That they processed aboard the enormous floating wildlife collection two-by-two is well known. Less familiar, however, is the possibility that the animals Noah shepherded on to his ark then went round and round inside.
Newly translated instructions inscribed in ancient Babylonian on a clay tablet telling the story of the ark show that the vessel that saved one virtuous man, his family and the animals from god’s watery wrath was not the pointy-prowed craft of popular imagination but rather a giant circular reed raft.
The now battered tablet, aged about 3,700 years, was found somewhere in the Middle East by Leonard Simmons, a largely self-educated Londoner who indulged his passion for history while serving in the Royal Air Force from 1945 to 1948.
The relic was passed to his son Douglas, who took it to one of the few people in the world who could read it as easily as the back of a cornflakes box; he gave it to Irving Finkel, a British Museum expert, who translated its 60 lines of neat cuneiform script.
There are dozens of ancient tablets that have been found which describe the flood story but Finkel says this one is the first to describe the vessel’s shape.
“In all the images ever made people assumed the ark was, in effect, an ocean-going boat, with a pointed stem and stern for riding the waves — so that is how they portrayed it,” Finkel said. “But the ark didn’t have to go anywhere, it just had to float and the instructions are for a type of craft which they knew very well. It’s still sometimes used in Iran and Iraq today, a type of round coracle which they would have known exactly how to use to transport animals across a river or floods.”
Finkel’s research throws light on the familiar Mesopotamian story, which became the account in Genesis, in the Old Testament, of Noah and the ark that saved his menagerie from the waters which drowned every other living thing on earth.

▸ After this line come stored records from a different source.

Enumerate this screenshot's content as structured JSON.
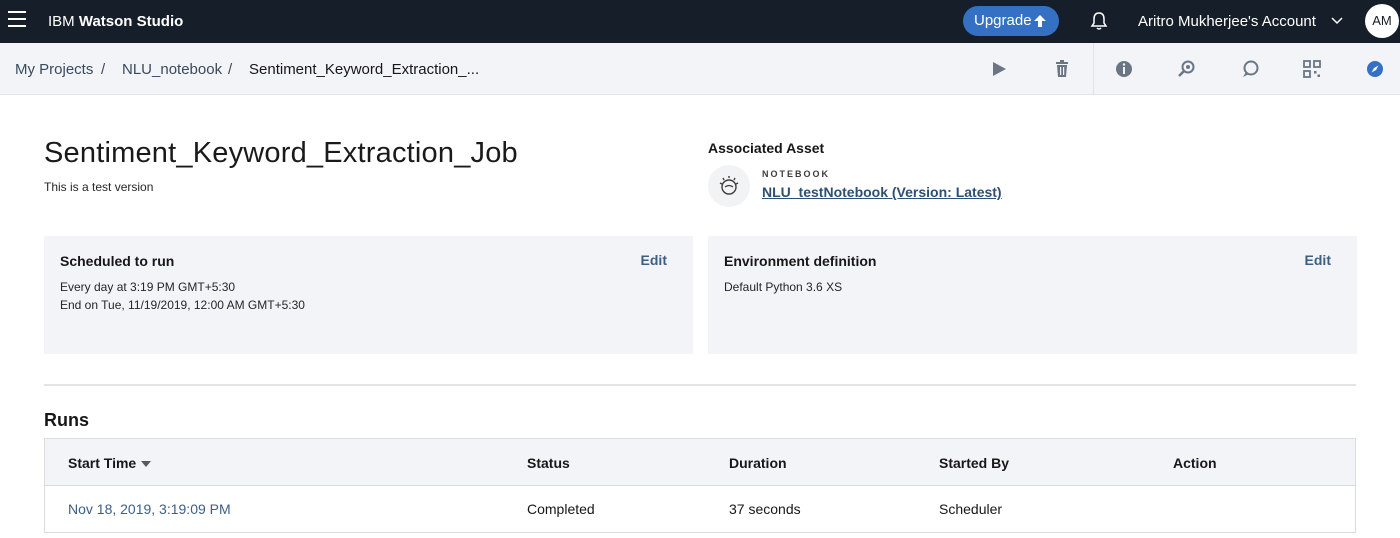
{
  "topbar": {
    "brand_regular": "IBM ",
    "brand_bold": "Watson Studio",
    "upgrade_label": "Upgrade",
    "account_label": "Aritro Mukherjee's Account",
    "avatar_initials": "AM"
  },
  "breadcrumb": {
    "items": [
      "My Projects",
      "NLU_notebook",
      "Sentiment_Keyword_Extraction_..."
    ],
    "separator": "/"
  },
  "toolbar": {
    "icons": [
      "run-icon",
      "delete-icon",
      "info-icon",
      "find-and-add-data-icon",
      "comments-icon",
      "grid-icon",
      "explore-icon"
    ]
  },
  "job": {
    "title": "Sentiment_Keyword_Extraction_Job",
    "description": "This is a test version"
  },
  "associated_asset": {
    "heading": "Associated Asset",
    "kind": "NOTEBOOK",
    "link": "NLU_testNotebook (Version: Latest)"
  },
  "schedule_card": {
    "title": "Scheduled to run",
    "edit": "Edit",
    "line1": "Every day at 3:19 PM GMT+5:30",
    "line2": "End on Tue, 11/19/2019, 12:00 AM GMT+5:30"
  },
  "environment_card": {
    "title": "Environment definition",
    "edit": "Edit",
    "line1": "Default Python 3.6 XS"
  },
  "runs": {
    "title": "Runs",
    "columns": [
      "Start Time",
      "Status",
      "Duration",
      "Started By",
      "Action"
    ],
    "rows": [
      {
        "start_time": "Nov 18, 2019, 3:19:09 PM",
        "status": "Completed",
        "duration": "37 seconds",
        "started_by": "Scheduler",
        "action": ""
      }
    ]
  },
  "colors": {
    "topbar_bg": "#161e29",
    "upgrade_bg": "#3470c4",
    "link": "#3d5f86",
    "card_bg": "#f3f4f7"
  }
}
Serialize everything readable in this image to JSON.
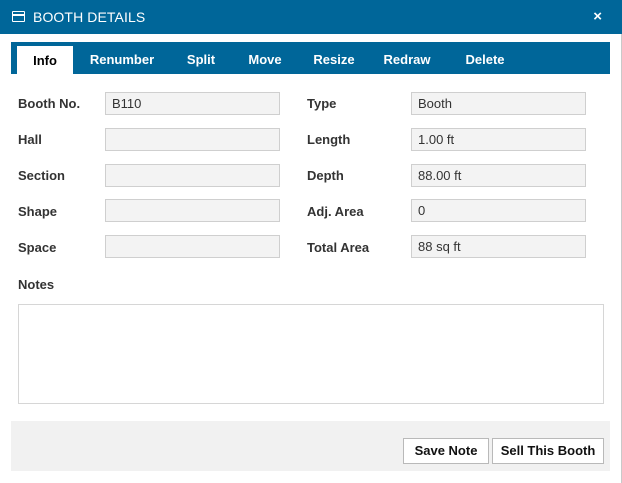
{
  "dialog": {
    "title": "BOOTH DETAILS",
    "close_label": "×"
  },
  "tabs": [
    {
      "label": "Info",
      "active": true
    },
    {
      "label": "Renumber"
    },
    {
      "label": "Split"
    },
    {
      "label": "Move"
    },
    {
      "label": "Resize"
    },
    {
      "label": "Redraw"
    },
    {
      "label": "Delete"
    }
  ],
  "fields": {
    "booth_no": {
      "label": "Booth No.",
      "value": "B110"
    },
    "hall": {
      "label": "Hall",
      "value": ""
    },
    "section": {
      "label": "Section",
      "value": ""
    },
    "shape": {
      "label": "Shape",
      "value": ""
    },
    "space": {
      "label": "Space",
      "value": ""
    },
    "type": {
      "label": "Type",
      "value": "Booth"
    },
    "length": {
      "label": "Length",
      "value": "1.00 ft"
    },
    "depth": {
      "label": "Depth",
      "value": "88.00 ft"
    },
    "adj_area": {
      "label": "Adj. Area",
      "value": "0"
    },
    "total_area": {
      "label": "Total Area",
      "value": "88 sq ft"
    }
  },
  "notes": {
    "label": "Notes",
    "value": ""
  },
  "buttons": {
    "save_note": "Save Note",
    "sell_booth": "Sell This Booth"
  },
  "colors": {
    "header_blue": "#006699",
    "footer_gray": "#f1f1f1"
  }
}
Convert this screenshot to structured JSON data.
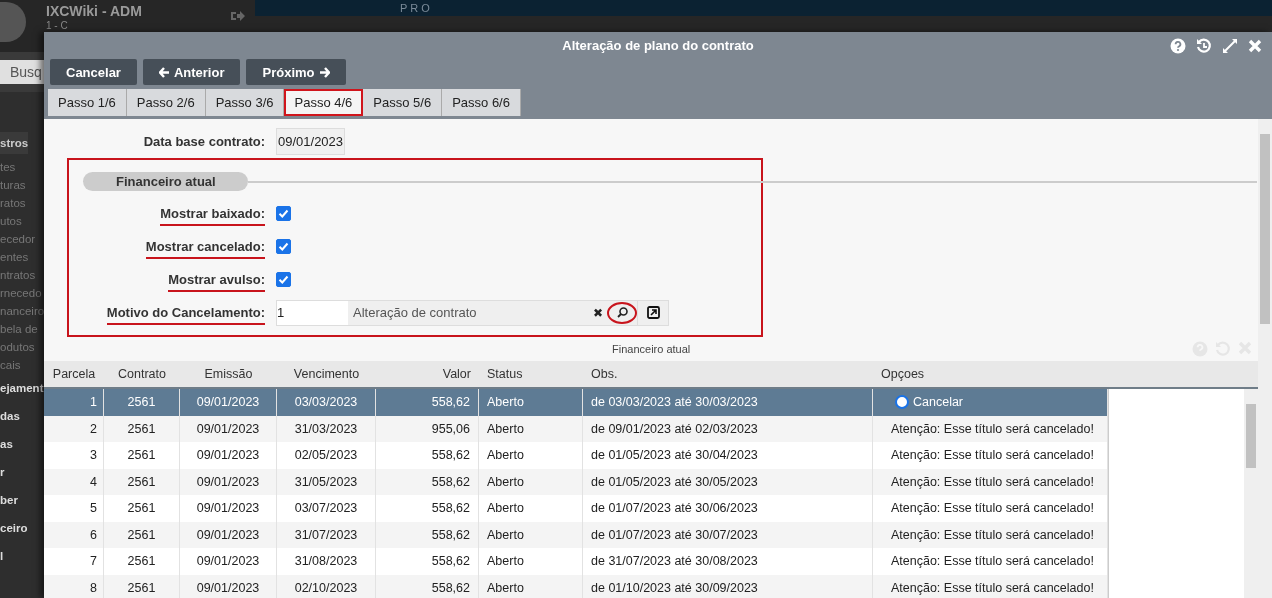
{
  "background_app": {
    "title": "IXCWiki - ADM",
    "subtitle": "1 - C",
    "search_button": "Busq",
    "top_text": "PRO",
    "sidebar": [
      {
        "label": "stros",
        "kind": "group"
      },
      {
        "label": "tes",
        "kind": "link"
      },
      {
        "label": "turas",
        "kind": "link"
      },
      {
        "label": "ratos",
        "kind": "link"
      },
      {
        "label": "utos",
        "kind": "link"
      },
      {
        "label": "ecedor",
        "kind": "link"
      },
      {
        "label": "entes",
        "kind": "link"
      },
      {
        "label": "ntratos",
        "kind": "link"
      },
      {
        "label": "rnecedo",
        "kind": "link"
      },
      {
        "label": "nanceiro",
        "kind": "link"
      },
      {
        "label": "bela de",
        "kind": "link"
      },
      {
        "label": "odutos",
        "kind": "link"
      },
      {
        "label": "cais",
        "kind": "link"
      },
      {
        "label": "ejament",
        "kind": "heading"
      },
      {
        "label": "das",
        "kind": "heading"
      },
      {
        "label": "as",
        "kind": "heading"
      },
      {
        "label": "r",
        "kind": "heading"
      },
      {
        "label": "ber",
        "kind": "heading"
      },
      {
        "label": "ceiro",
        "kind": "heading"
      },
      {
        "label": "l",
        "kind": "heading"
      }
    ]
  },
  "window": {
    "title": "Alteração de plano do contrato"
  },
  "buttons": [
    {
      "label": "Cancelar",
      "kind": "plain"
    },
    {
      "label": "Anterior",
      "kind": "back"
    },
    {
      "label": "Próximo",
      "kind": "next"
    }
  ],
  "tabs": [
    {
      "label": "Passo 1/6",
      "selected": false
    },
    {
      "label": "Passo 2/6",
      "selected": false
    },
    {
      "label": "Passo 3/6",
      "selected": false
    },
    {
      "label": "Passo 4/6",
      "selected": true
    },
    {
      "label": "Passo 5/6",
      "selected": false
    },
    {
      "label": "Passo 6/6",
      "selected": false
    }
  ],
  "data_base": {
    "label": "Data base contrato:",
    "value": "09/01/2023"
  },
  "section": {
    "title": "Financeiro atual",
    "highlighted": true,
    "checkboxes": [
      {
        "label": "Mostrar baixado:",
        "checked": true,
        "underlined": true
      },
      {
        "label": "Mostrar cancelado:",
        "checked": true,
        "underlined": true
      },
      {
        "label": "Mostrar avulso:",
        "checked": true,
        "underlined": true
      }
    ],
    "motivo": {
      "label": "Motivo do Cancelamento:",
      "underlined": true,
      "code": "1",
      "description": "Alteração de contrato",
      "clear_icon": "✖",
      "search_circled": true
    }
  },
  "caption": "Financeiro atual",
  "table": {
    "columns": [
      "Parcela",
      "Contrato",
      "Emissão",
      "Vencimento",
      "Valor",
      "Status",
      "Obs.",
      "Opçoes"
    ],
    "rows": [
      {
        "cells": [
          "1",
          "2561",
          "09/01/2023",
          "03/03/2023",
          "558,62",
          "Aberto",
          "de 03/03/2023 até 30/03/2023"
        ],
        "selected": true,
        "option": {
          "kind": "radio",
          "label": "Cancelar",
          "checked": false
        }
      },
      {
        "cells": [
          "2",
          "2561",
          "09/01/2023",
          "31/03/2023",
          "955,06",
          "Aberto",
          "de 09/01/2023 até 02/03/2023"
        ],
        "selected": false,
        "option": {
          "kind": "notice",
          "label": "Atenção: Esse título será cancelado!"
        }
      },
      {
        "cells": [
          "3",
          "2561",
          "09/01/2023",
          "02/05/2023",
          "558,62",
          "Aberto",
          "de 01/05/2023 até 30/04/2023"
        ],
        "selected": false,
        "option": {
          "kind": "notice",
          "label": "Atenção: Esse título será cancelado!"
        }
      },
      {
        "cells": [
          "4",
          "2561",
          "09/01/2023",
          "31/05/2023",
          "558,62",
          "Aberto",
          "de 01/05/2023 até 30/05/2023"
        ],
        "selected": false,
        "option": {
          "kind": "notice",
          "label": "Atenção: Esse título será cancelado!"
        }
      },
      {
        "cells": [
          "5",
          "2561",
          "09/01/2023",
          "03/07/2023",
          "558,62",
          "Aberto",
          "de 01/07/2023 até 30/06/2023"
        ],
        "selected": false,
        "option": {
          "kind": "notice",
          "label": "Atenção: Esse título será cancelado!"
        }
      },
      {
        "cells": [
          "6",
          "2561",
          "09/01/2023",
          "31/07/2023",
          "558,62",
          "Aberto",
          "de 01/07/2023 até 30/07/2023"
        ],
        "selected": false,
        "option": {
          "kind": "notice",
          "label": "Atenção: Esse título será cancelado!"
        }
      },
      {
        "cells": [
          "7",
          "2561",
          "09/01/2023",
          "31/08/2023",
          "558,62",
          "Aberto",
          "de 31/07/2023 até 30/08/2023"
        ],
        "selected": false,
        "option": {
          "kind": "notice",
          "label": "Atenção: Esse título será cancelado!"
        }
      },
      {
        "cells": [
          "8",
          "2561",
          "09/01/2023",
          "02/10/2023",
          "558,62",
          "Aberto",
          "de 01/10/2023 até 30/09/2023"
        ],
        "selected": false,
        "option": {
          "kind": "notice",
          "label": "Atenção: Esse título será cancelado!"
        }
      }
    ]
  }
}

In his translation, the god who has decided to spare one just man speaks to Atram-Hasis, a Sumerian king who lived before the flood and who is the Noah figure in earlier versions of the ark story.
“Wall, wall! Reed wall, reed wall! Atram-Hasis, pay heed to my advice, that you may live forever! Destroy your house, build a boat; despise possessions And save life! Draw out the boat that you will built with a circular design; Let its length and breadth be the same,” it said.
The tablet goes on to command the use of plaited palm fiber, waterproofed with bitumen, before the construction of cabins for the people and wild animals.
It ends with the dramatic command of Atram-Hasis to the unfortunate boat builder whom he leaves behind to meet his fate, about sealing up the door once everyone else is safely inside: “When I shall have gone into the boat, Caulk the frame of the door!”
Fortunes were spent in the 19th century by biblical archaeology enthusiasts in hunts for evidence of Noah’s flood. The Mesopotamian flood myth was incorporated into the great poetic epic Gilgamesh, and Finkel, curator of the recent British Museum exhibition on ancient Babylon, believes that it was during the Babylonian captivity that the exiled Jews learned the story, brought it home with them, and incorporated it into the Old Testament.